Producer Behind Horror Hits Get Out and The Purge Says He Can't Find Women Directors, Quickly Apologizes

Entertainment

Jason Blum is the CEO and founder of Blumhouse Productions, which has become one of the more prominent outlets for horror these days with movies and franchises like Get Out, Paranormal Activity, The Purge, and more. There’s just one problem: they don’t make horror movies directed by women. At all.

Blum was asked about this on Wednesday in an interview with Polygon to which he said that they’ve always been trying to hire women for horror projects, it’s just hard. He said:

There are not a lot of female directors period, and even less who are inclined to do horror. I’m a massive admirer of [The Babadook director] Jennifer Kent. I’ve offered her every movie we’ve had available. She’s turned me down every time.

Jennifer Kent is great! But could Blum name any other women horror directors? Nah.

During our call, there’s another name Blum struggles to recall — a woman to whom he’s thrown projects left and right — but he’s so driven to figure out the name that, in a true Hollywood move, he summons an assistant, then later a Blumhouse exec, onto the phone to help him remember.
“Who was the woman that we met with a bunch of times on the movie that we have at Sony?!” His associates rattle off names: Karyn Kusama? Mimi Leder? Zoe Lister-Jones? Sarah Gertrude Shapiro? Katie Aselton? Lynne Ramsey? (“No, she wouldn’t touch this with a 10-foot pole,” says Blum’s exec colleague.) The Blumhouse Rolodex runs deep.
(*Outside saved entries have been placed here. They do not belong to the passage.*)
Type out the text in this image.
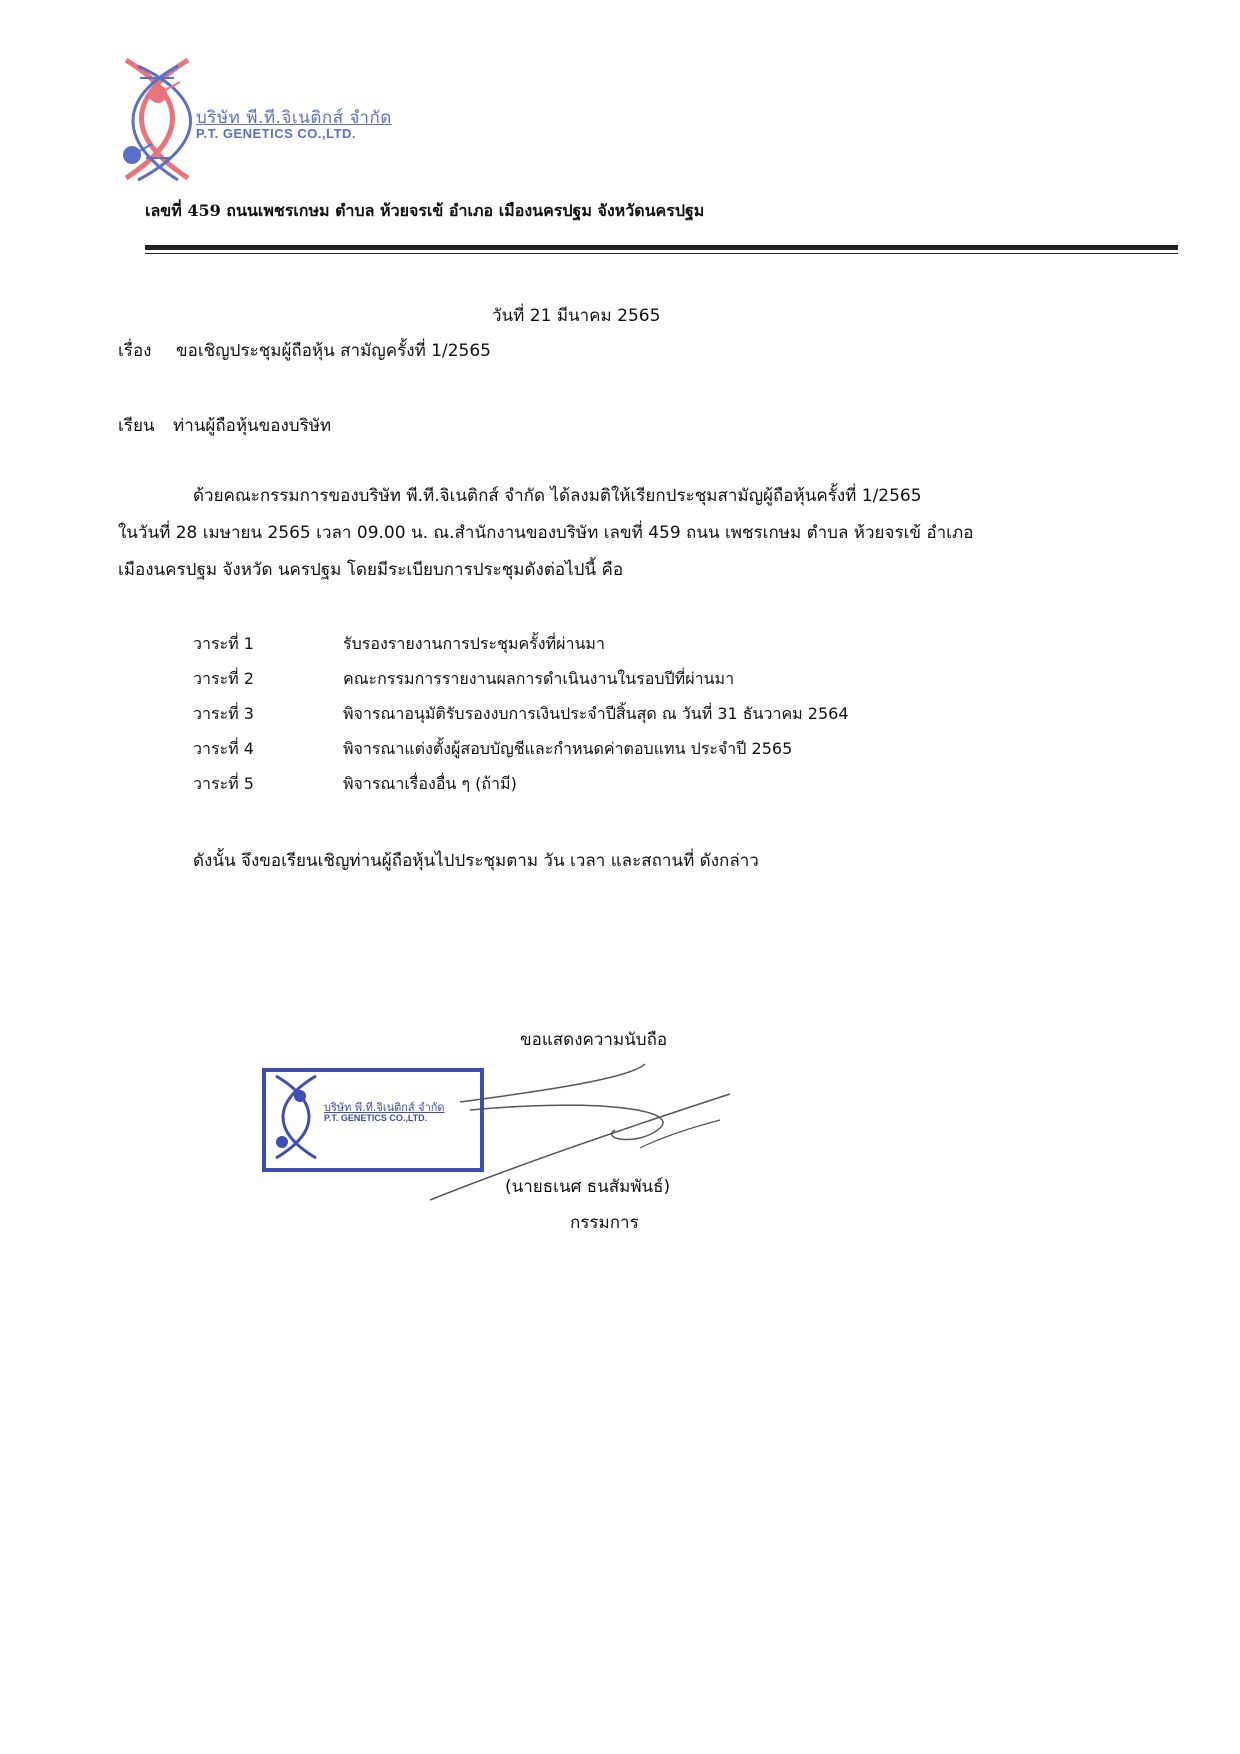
บริษัท พี.ที.จิเนติกส์ จำกัด
P.T. GENETICS CO.,LTD.
เลขที่ 459 ถนนเพชรเกษม ตำบล ห้วยจรเข้ อำเภอ เมืองนครปฐม จังหวัดนครปฐม
วันที่ 21 มีนาคม 2565
เรื่อง ขอเชิญประชุมผู้ถือหุ้น สามัญครั้งที่ 1/2565
เรียน ท่านผู้ถือหุ้นของบริษัท
ด้วยคณะกรรมการของบริษัท พี.ที.จิเนติกส์ จำกัด ได้ลงมติให้เรียกประชุมสามัญผู้ถือหุ้นครั้งที่ 1/2565
ในวันที่ 28 เมษายน 2565 เวลา 09.00 น. ณ.สำนักงานของบริษัท เลขที่ 459 ถนน เพชรเกษม ตำบล ห้วยจรเข้ อำเภอ
เมืองนครปฐม จังหวัด นครปฐม โดยมีระเบียบการประชุมดังต่อไปนี้ คือ
วาระที่ 1	รับรองรายงานการประชุมครั้งที่ผ่านมา
วาระที่ 2	คณะกรรมการรายงานผลการดำเนินงานในรอบปีที่ผ่านมา
วาระที่ 3	พิจารณาอนุมัติรับรองงบการเงินประจำปีสิ้นสุด ณ วันที่ 31 ธันวาคม 2564
วาระที่ 4	พิจารณาแต่งตั้งผู้สอบบัญชีและกำหนดค่าตอบแทน ประจำปี 2565
วาระที่ 5	พิจารณาเรื่องอื่น ๆ (ถ้ามี)
ดังนั้น จึงขอเรียนเชิญท่านผู้ถือหุ้นไปประชุมตาม วัน เวลา และสถานที่ ดังกล่าว
ขอแสดงความนับถือ
บริษัท พี.ที.จิเนติกส์ จำกัด
P.T. GENETICS CO.,LTD.
(นายธเนศ ธนสัมพันธ์)
กรรมการ
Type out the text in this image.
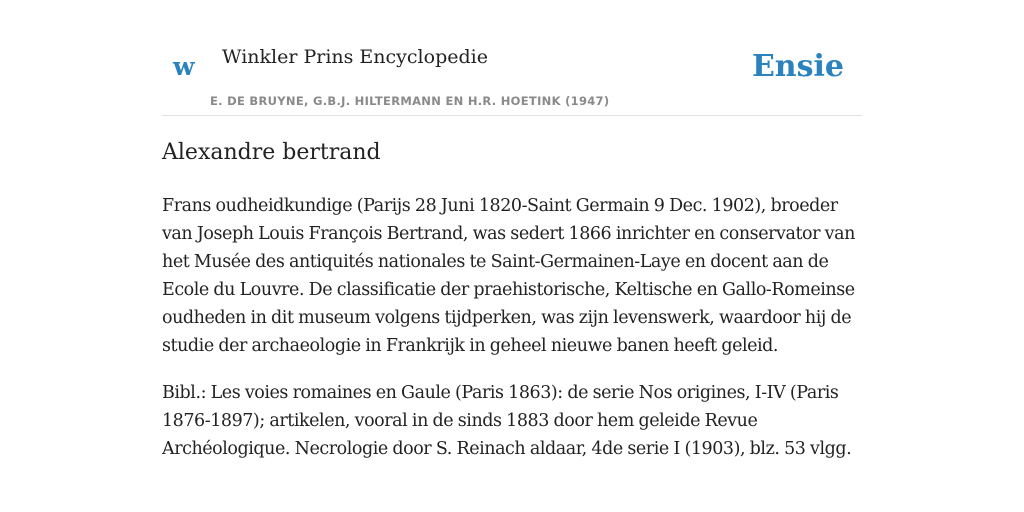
w Winkler Prins Encyclopedie
E. DE BRUYNE, G.B.J. HILTERMANN EN H.R. HOETINK (1947)
Ensie
Alexandre bertrand

Frans oudheidkundige (Parijs 28 Juni 1820-Saint Germain 9 Dec. 1902), broeder van Joseph Louis François Bertrand, was sedert 1866 inrichter en conservator van het Musée des antiquités nationales te Saint-Germainen-Laye en docent aan de Ecole du Louvre. De classificatie der praehistorische, Keltische en Gallo-Romeinse oudheden in dit museum volgens tijdperken, was zijn levenswerk, waardoor hij de studie der archaeologie in Frankrijk in geheel nieuwe banen heeft geleid.

Bibl.: Les voies romaines en Gaule (Paris 1863): de serie Nos origines, I-IV (Paris 1876-1897); artikelen, vooral in de sinds 1883 door hem geleide Revue Archéologique. Necrologie door S. Reinach aldaar, 4de serie I (1903), blz. 53 vlgg.
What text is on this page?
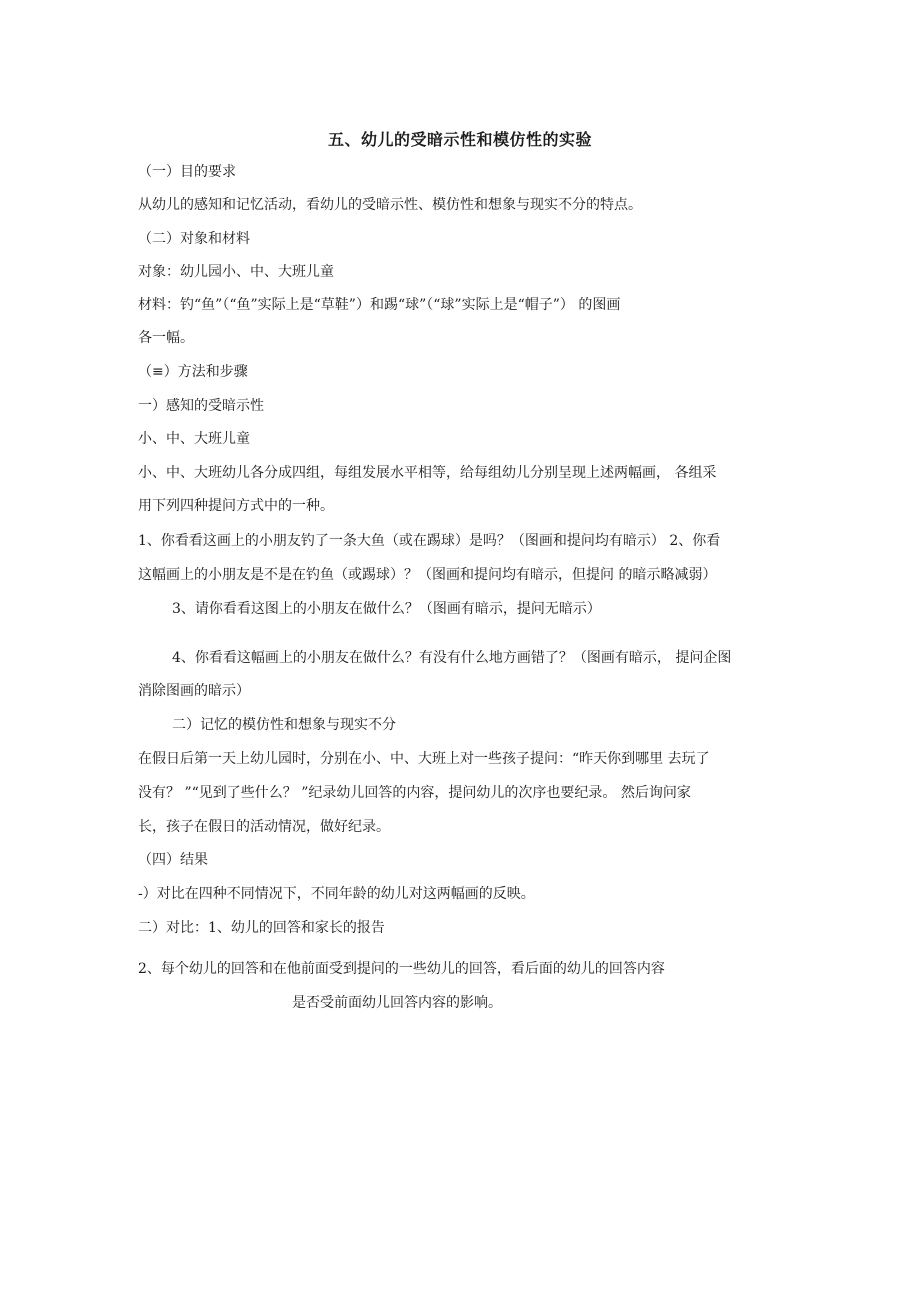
五、幼儿的受暗示性和模仿性的实验
（一）目的要求
从幼儿的感知和记忆活动，看幼儿的受暗示性、模仿性和想象与现实不分的特点。
（二）对象和材料
对象：幼儿园小、中、大班儿童
材料：钓“鱼”（“鱼”实际上是“草鞋”）和踢“球”（“球”实际上是“帽子”） 的图画
各一幅。
（≡）方法和步骤
一）感知的受暗示性
小、中、大班儿童
小、中、大班幼儿各分成四组，每组发展水平相等，给每组幼儿分别呈现上述两幅画， 各组采
用下列四种提问方式中的一种。
1、你看看这画上的小朋友钓了一条大鱼（或在踢球）是吗？（图画和提问均有暗示） 2、你看
这幅画上的小朋友是不是在钓鱼（或踢球）？（图画和提问均有暗示，但提问 的暗示略减弱）
3、请你看看这图上的小朋友在做什么？（图画有暗示，提问无暗示）
4、你看看这幅画上的小朋友在做什么？有没有什么地方画错了？（图画有暗示， 提问企图
消除图画的暗示）
二）记忆的模仿性和想象与现实不分
在假日后第一天上幼儿园时，分别在小、中、大班上对一些孩子提问：“昨天你到哪里 去玩了
没有？ ”“见到了些什么？ ”纪录幼儿回答的内容，提问幼儿的次序也要纪录。 然后询问家
长，孩子在假日的活动情况，做好纪录。
（四）结果
-）对比在四种不同情况下，不同年龄的幼儿对这两幅画的反映。
二）对比：1、幼儿的回答和家长的报告
2、每个幼儿的回答和在他前面受到提问的一些幼儿的回答，看后面的幼儿的回答内容
是否受前面幼儿回答内容的影响。
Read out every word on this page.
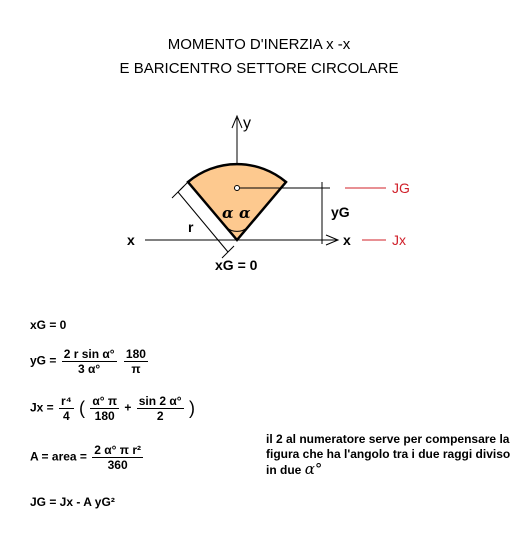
MOMENTO D'INERZIA x -x
E BARICENTRO SETTORE CIRCOLARE
y
x	x
r
α α	yG
xG = 0
JG
Jx
xG = 0
yG = $\frac{\text{2 r sin α°}}{3 \alpha^\circ}$
$\frac{180}{\pi}$
$Jx = \frac{\text{r⁴}}{4}$ ( $\frac{\alpha^\circ \pi}{180} + \frac{\sin 2 \alpha^\circ}{2}$ )
A = area = $\frac{\text{2 α° π r²}}{360}$
JG = Jx - A yG²
il 2 al numeratore serve per compensare la figura che ha l'angolo tra i due raggi diviso in due α°
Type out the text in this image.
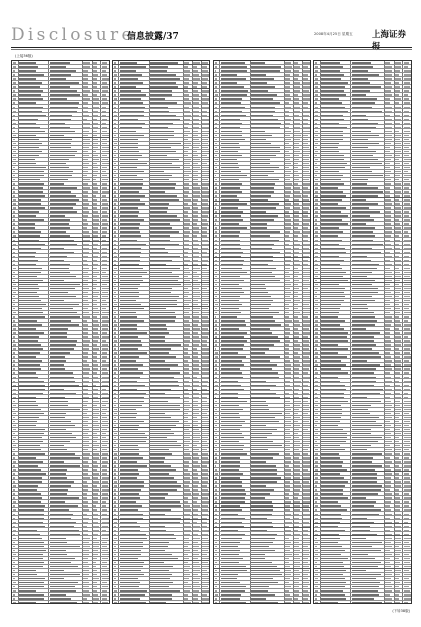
Disclosure
信息披露/37	2008年4月25日 星期五 上海证券
(上接36版)
(下转38版)
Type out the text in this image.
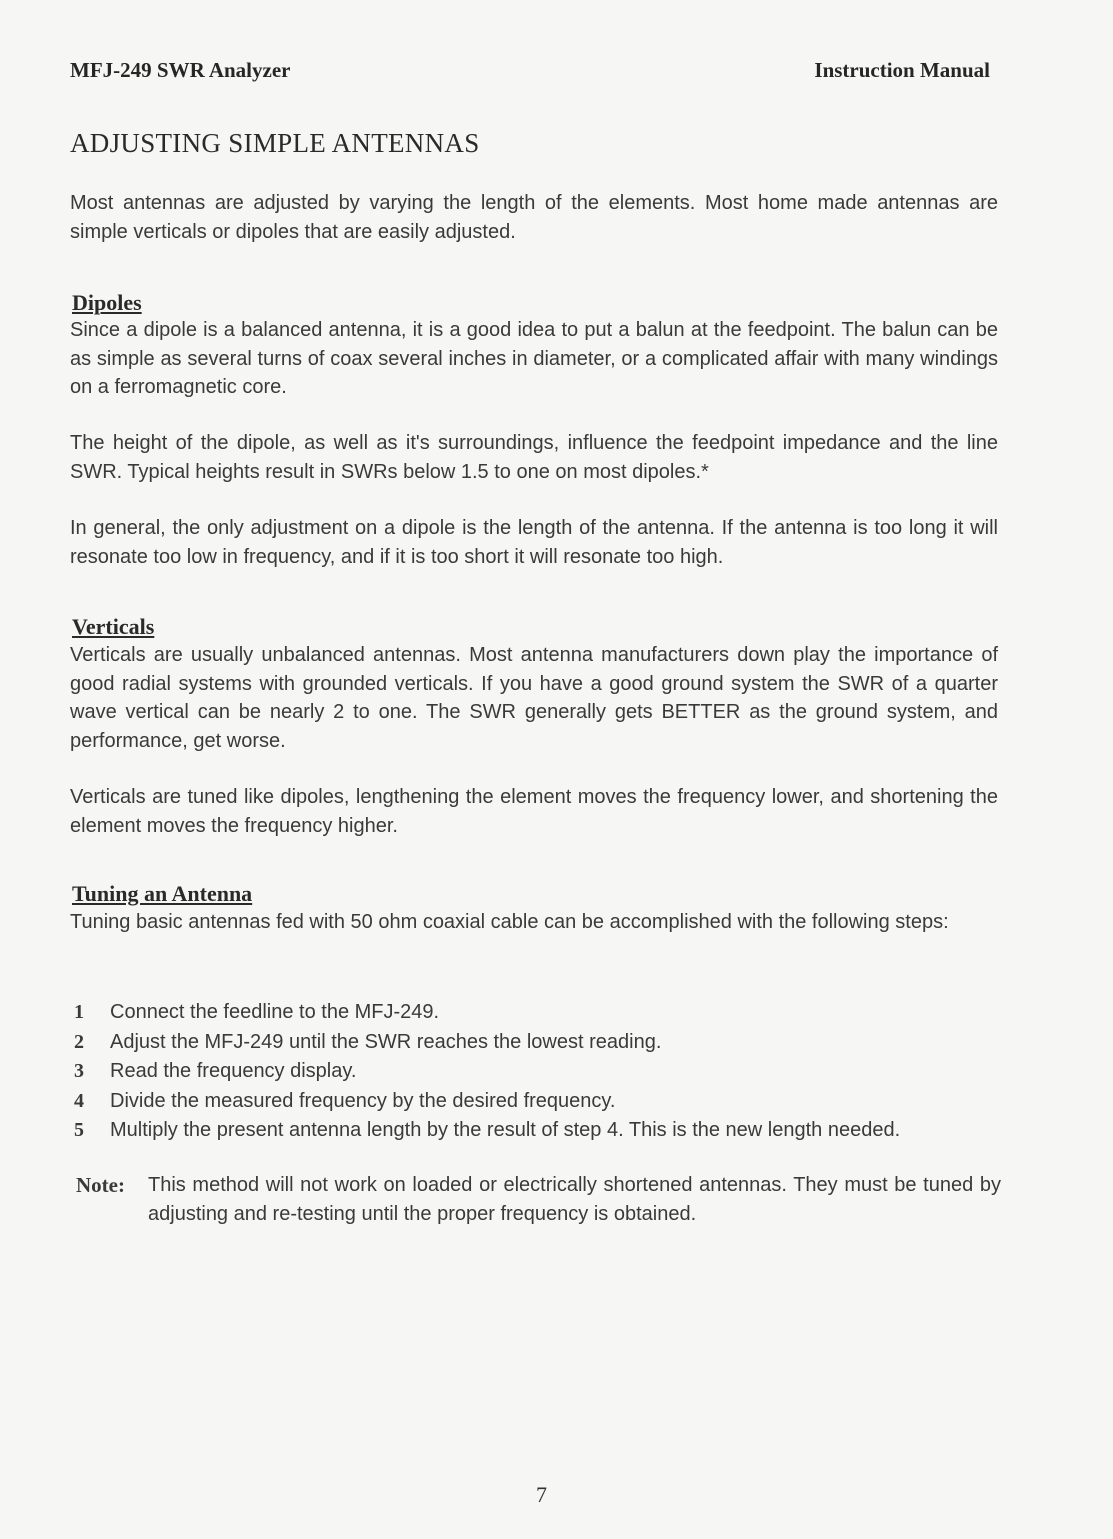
MFJ-249 SWR Analyzer	Instruction Manual
ADJUSTING SIMPLE ANTENNAS

Most antennas are adjusted by varying the length of the elements. Most home made antennas are simple verticals or dipoles that are easily adjusted.

Dipoles

Since a dipole is a balanced antenna, it is a good idea to put a balun at the feedpoint. The balun can be as simple as several turns of coax several inches in diameter, or a complicated affair with many windings on a ferromagnetic core.

The height of the dipole, as well as it's surroundings, influence the feedpoint impedance and the line SWR. Typical heights result in SWRs below 1.5 to one on most dipoles.*

In general, the only adjustment on a dipole is the length of the antenna. If the antenna is too long it will resonate too low in frequency, and if it is too short it will resonate too high.

Verticals

Verticals are usually unbalanced antennas. Most antenna manufacturers down play the importance of good radial systems with grounded verticals. If you have a good ground system the SWR of a quarter wave vertical can be nearly 2 to one. The SWR generally gets BETTER as the ground system, and performance, get worse.

Verticals are tuned like dipoles, lengthening the element moves the frequency lower, and shortening the element moves the frequency higher.

Tuning an Antenna

Tuning basic antennas fed with 50 ohm coaxial cable can be accomplished with the following steps:

1 Connect the feedline to the MFJ-249.
2 Adjust the MFJ-249 until the SWR reaches the lowest reading.
3 Read the frequency display.
4 Divide the measured frequency by the desired frequency.
5 Multiply the present antenna length by the result of step 4. This is the new length needed.
Note: This method will not work on loaded or electrically shortened antennas. They must be tuned by adjusting and re-testing until the proper frequency is obtained.

7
The problem here might be the fact that while writers and directors like Jordan Peele, M. Night Shyamalan, or Joel Edgerton get to write and direct their own original movies for Blumhouse, it seems like Blum is only interested in bringing women on so they can direct other people’s projects. That these women would say no doesn’t surprise me, since to be quite honest a lot of Blumhouse movies are awful.

I have no interest in seeing Julie Ducournau, whose disgusting 2016 cannibal film Raw is one of my favorite horror movies in recent memory, direct Unfriended: Dark Web, or the latest reboot of Amityville Horror. I want to see Ducournau do her own damn thing! It’s not as simple as hiring more women directors, which so many people get hung up on. It’s about giving them the same resources and creative freedom as men to make their own movies. Who wants directing responsibilities for a crappy project? That’s not progress.

After Blum’s comments were met with uproar and lists were being assembled to point out how wrong he was, the producer apologized for his comments on Twitter, but managed to point out how Blumhouse has successful projects anchored by women.

This Halloween, take pride in being a step ahead of one of horror’s biggest producers and rent some horror movies directed by women!